L’orizzontalità non è mai stata un concetto particolarmente di moda nella moda ma proprio l’arrivo di outsider come Virgil Abloh pareva aver introdotto, anche sotto forma di critica al sistema, una nuova via, un’idea di condivisione molto meno accentratrice. Abloh ha più volte dichiarato non solo quale fosse il suo approccio progettuale ma anche in che modo lo mettesse in pratica: attraverso un continuo dialogo con un team di lavoro che godeva in ogni momento del privilegio della parola e che non doveva mai abbassare gli occhi al suo passaggio- un team di lavoro inclusivo e multiculturale. La questione pare essere quindi che un direttore creativo non dovrebbe solo incarnare la visione del brand di cui si occupa ma dovrebbe anche essere completamente permeabile alle istanze sociali che lo circondano diventando, a tutti gli effetti, un filtro tra il dentro e il fuori in una prospettiva che forse non è neanche orizzontale ma multidimensionale e che trasforma questa figura in un gigantesco magnete attaccato ad una struttura che si fa carico di trovare una sintesi tra il mondo com’è e il mondo come dovrebbe essere.
Abloh ha decisamente lasciato il percorso incompiuto. Per uno strano caso del destino un amico mi hanno appena fatto notare quanto nell’uscita finale della sfilata Vuitton di Miami dell’intero gruppo di lavoro di Virgil solo due fossero afroamericani. Questo non è solo il segno evidente dell’interruzione di un processo di ricostruzione ma anche una fortissima metafora di come l’intero mondo della moda stia attraversando un cambiamento epocale e si trovi in mezzo al guado, con spinte nelle direzioni opposte di cui ancora non si capisce l’esito. Se il processo venisse mai portato a compimento, cioè se il direttore creativo fosse allo stesso tempo chi indica la rotta e chi osserva i rovesci del tempo, chi guarda dentro e chi guarda fuori, si porrebbe, alla fine, un problema forse irrisolvibile ma con cui prima o poi la moda dovrà avere a che fare.

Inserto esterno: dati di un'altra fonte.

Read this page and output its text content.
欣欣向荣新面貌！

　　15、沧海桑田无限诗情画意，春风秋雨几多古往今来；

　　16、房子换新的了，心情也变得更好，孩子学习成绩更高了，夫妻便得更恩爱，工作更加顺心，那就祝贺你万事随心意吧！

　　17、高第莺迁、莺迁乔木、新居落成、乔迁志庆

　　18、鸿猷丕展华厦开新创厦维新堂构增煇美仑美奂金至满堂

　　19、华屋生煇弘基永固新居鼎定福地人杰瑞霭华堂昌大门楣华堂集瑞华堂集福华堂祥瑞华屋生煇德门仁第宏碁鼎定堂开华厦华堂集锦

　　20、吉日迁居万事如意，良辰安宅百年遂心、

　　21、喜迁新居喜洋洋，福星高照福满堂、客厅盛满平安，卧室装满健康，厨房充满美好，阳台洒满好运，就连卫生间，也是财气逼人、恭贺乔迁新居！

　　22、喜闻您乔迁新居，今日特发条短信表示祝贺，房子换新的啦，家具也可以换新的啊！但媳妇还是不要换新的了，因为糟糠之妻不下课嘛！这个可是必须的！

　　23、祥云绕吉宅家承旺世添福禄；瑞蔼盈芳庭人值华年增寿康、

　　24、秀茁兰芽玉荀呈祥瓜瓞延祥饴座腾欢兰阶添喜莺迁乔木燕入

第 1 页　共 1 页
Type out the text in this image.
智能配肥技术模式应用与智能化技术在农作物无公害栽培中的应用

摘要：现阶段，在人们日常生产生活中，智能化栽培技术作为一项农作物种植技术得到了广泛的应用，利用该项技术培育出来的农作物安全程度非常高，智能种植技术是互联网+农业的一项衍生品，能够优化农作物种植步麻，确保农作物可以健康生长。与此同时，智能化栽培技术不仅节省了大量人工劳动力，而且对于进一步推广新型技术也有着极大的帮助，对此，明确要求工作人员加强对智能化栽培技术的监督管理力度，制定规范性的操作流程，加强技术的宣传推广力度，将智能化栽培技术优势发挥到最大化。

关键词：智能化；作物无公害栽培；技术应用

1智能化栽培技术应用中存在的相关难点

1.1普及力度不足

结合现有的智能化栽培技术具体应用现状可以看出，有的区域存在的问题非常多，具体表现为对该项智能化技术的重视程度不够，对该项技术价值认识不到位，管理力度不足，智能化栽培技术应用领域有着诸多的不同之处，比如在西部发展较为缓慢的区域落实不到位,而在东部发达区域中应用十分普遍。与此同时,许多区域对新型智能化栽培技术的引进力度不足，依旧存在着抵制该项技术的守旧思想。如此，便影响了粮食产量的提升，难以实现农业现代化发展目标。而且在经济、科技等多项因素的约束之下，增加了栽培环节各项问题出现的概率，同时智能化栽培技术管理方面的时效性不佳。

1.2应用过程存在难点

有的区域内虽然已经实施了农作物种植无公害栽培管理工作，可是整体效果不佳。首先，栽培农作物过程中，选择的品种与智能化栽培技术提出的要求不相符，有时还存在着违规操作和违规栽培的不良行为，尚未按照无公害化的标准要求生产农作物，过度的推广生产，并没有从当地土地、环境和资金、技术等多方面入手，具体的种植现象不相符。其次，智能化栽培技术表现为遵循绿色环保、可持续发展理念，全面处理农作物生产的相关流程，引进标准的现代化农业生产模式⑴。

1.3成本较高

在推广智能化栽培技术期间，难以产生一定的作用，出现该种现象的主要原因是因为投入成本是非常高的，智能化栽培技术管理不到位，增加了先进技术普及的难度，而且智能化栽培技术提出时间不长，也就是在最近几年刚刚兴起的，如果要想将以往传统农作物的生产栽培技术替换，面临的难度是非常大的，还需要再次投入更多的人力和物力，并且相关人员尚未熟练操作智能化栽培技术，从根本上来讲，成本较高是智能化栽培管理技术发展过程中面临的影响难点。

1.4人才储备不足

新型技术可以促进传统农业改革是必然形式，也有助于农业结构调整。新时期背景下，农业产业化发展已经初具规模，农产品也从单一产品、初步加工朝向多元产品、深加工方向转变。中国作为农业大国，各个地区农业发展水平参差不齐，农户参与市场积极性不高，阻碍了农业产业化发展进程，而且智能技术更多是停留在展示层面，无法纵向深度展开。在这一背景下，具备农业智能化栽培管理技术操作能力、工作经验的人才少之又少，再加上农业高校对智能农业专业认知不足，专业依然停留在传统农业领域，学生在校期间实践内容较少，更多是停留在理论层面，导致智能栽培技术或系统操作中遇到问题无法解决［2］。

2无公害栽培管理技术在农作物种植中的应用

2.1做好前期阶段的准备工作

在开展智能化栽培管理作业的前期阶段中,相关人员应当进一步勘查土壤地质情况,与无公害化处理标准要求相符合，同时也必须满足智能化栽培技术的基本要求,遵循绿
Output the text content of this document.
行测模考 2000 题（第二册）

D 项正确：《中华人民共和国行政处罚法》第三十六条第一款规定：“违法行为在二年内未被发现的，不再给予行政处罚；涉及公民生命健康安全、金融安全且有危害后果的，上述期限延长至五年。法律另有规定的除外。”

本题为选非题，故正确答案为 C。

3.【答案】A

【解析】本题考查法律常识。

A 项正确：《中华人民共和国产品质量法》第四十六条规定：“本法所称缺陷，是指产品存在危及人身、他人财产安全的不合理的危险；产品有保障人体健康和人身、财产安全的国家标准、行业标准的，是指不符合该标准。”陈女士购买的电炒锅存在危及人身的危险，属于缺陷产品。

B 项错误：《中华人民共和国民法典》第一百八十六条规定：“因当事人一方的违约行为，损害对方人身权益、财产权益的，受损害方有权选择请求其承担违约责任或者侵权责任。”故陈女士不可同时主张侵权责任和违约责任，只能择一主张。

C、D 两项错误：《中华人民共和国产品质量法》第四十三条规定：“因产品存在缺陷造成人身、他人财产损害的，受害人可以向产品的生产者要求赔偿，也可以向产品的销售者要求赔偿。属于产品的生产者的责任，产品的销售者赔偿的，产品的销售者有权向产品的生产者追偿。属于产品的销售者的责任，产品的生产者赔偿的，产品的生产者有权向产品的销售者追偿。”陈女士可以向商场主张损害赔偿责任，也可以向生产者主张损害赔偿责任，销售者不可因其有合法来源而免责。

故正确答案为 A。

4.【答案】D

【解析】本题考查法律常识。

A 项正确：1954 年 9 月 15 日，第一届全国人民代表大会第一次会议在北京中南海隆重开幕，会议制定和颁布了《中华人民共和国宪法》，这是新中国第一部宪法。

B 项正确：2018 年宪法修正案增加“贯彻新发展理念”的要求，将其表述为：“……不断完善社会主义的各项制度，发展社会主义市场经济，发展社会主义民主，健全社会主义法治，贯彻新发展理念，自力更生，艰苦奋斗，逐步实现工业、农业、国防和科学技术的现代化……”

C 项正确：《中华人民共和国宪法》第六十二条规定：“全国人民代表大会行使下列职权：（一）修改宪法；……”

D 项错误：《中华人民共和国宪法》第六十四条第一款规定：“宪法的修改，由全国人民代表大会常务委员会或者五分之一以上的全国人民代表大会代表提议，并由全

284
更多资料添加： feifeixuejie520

Si possono costruire squadre di lavoro non elitiste e orizzontali e si può trovare un solido collegamento con il mondo reale attraverso un approccio etico ma arriverà un momento in cui si dovrà rispondere alla domanda sul perché una sneaker costa 800 euro e una felpa di cotone 600. Ad oggi nessuno è riuscito a rispondere a questa domanda, neanche Virgil Abloh. Eppure alla fine di questo totale stravolgimento in atto non può esserci altro che il rifiuto di queste disperate e senza senso dinamiche di crescita e di conseguenza un lavoro profondo non solo sull’orizzontalità e l’inclusione ma sul delicato punto di equilibrio tra etica e guadagno.